Bloomberg reported today that AT&T, the U.S.'s biggest wireless service provider, is eying a takeover of Vodafone, the largest carrier in Europe, as soon as next year.
AT&T is strategizing to determine what deal would make strategic sense, but no formal negotiations have begun, the report says. AT&T may not be interested in acquiring all of Vodafone's assets, and that would make any transaction extremely complex. The company tried but failed to include Verizon in a deal earlier this year.
There's been abundant speculation over the past several months that AT&T intended to buy Vodafone following Vodafone's move to sell its 45% stake in Verizon. Entry into Europe would enable AT&T to monetize newly built LTE data networks. Vodafone also holds potentially lucrative licenses to spectrum internationally. Spectrum is a vital invisible infrastructure for data.

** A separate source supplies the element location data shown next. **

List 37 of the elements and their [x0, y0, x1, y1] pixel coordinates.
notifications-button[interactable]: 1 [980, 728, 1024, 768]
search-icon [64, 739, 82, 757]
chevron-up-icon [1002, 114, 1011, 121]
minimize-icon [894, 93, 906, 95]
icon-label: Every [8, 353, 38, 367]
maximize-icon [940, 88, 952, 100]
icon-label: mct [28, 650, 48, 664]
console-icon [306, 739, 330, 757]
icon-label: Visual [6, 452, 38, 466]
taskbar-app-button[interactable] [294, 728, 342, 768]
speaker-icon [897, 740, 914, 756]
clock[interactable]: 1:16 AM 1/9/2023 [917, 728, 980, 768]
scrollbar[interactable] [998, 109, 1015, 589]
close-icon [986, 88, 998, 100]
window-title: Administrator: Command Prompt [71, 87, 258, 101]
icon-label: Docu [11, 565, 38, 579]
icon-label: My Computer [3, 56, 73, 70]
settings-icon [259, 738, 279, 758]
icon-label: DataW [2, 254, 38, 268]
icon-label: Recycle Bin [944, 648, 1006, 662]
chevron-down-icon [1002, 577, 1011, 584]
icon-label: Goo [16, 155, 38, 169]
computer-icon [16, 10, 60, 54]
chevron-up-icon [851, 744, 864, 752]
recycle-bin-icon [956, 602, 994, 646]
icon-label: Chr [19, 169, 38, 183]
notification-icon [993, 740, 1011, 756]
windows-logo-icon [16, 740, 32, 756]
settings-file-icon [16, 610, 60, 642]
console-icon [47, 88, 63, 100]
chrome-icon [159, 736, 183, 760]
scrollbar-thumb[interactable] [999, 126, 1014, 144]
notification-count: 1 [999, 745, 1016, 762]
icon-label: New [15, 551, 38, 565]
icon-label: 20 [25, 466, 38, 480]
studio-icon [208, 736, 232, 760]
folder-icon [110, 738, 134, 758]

Bloomberg estimates that a combined AT&T/Vodafone would have a market capitalization exceeding US$250 billion and well over half a billion subscribers. AT&T would gain leverage over device OEMs and could generate new advertising and partnership deals and revenues with OTT (over the top) and content providers.
One has to wonder what European regulators would think of any deal and its impact on customers. AT&T has clout with lawmakers in the U.S. where it's been one of the largest political contributors over many years, but that is not the case overseas where regulators can have more sway.
Disclosure: My client Amdocs provides BSS/OSS solutions to AT&T, and another client, xG Technology, makes cognitive radios that involve sharing spectrum.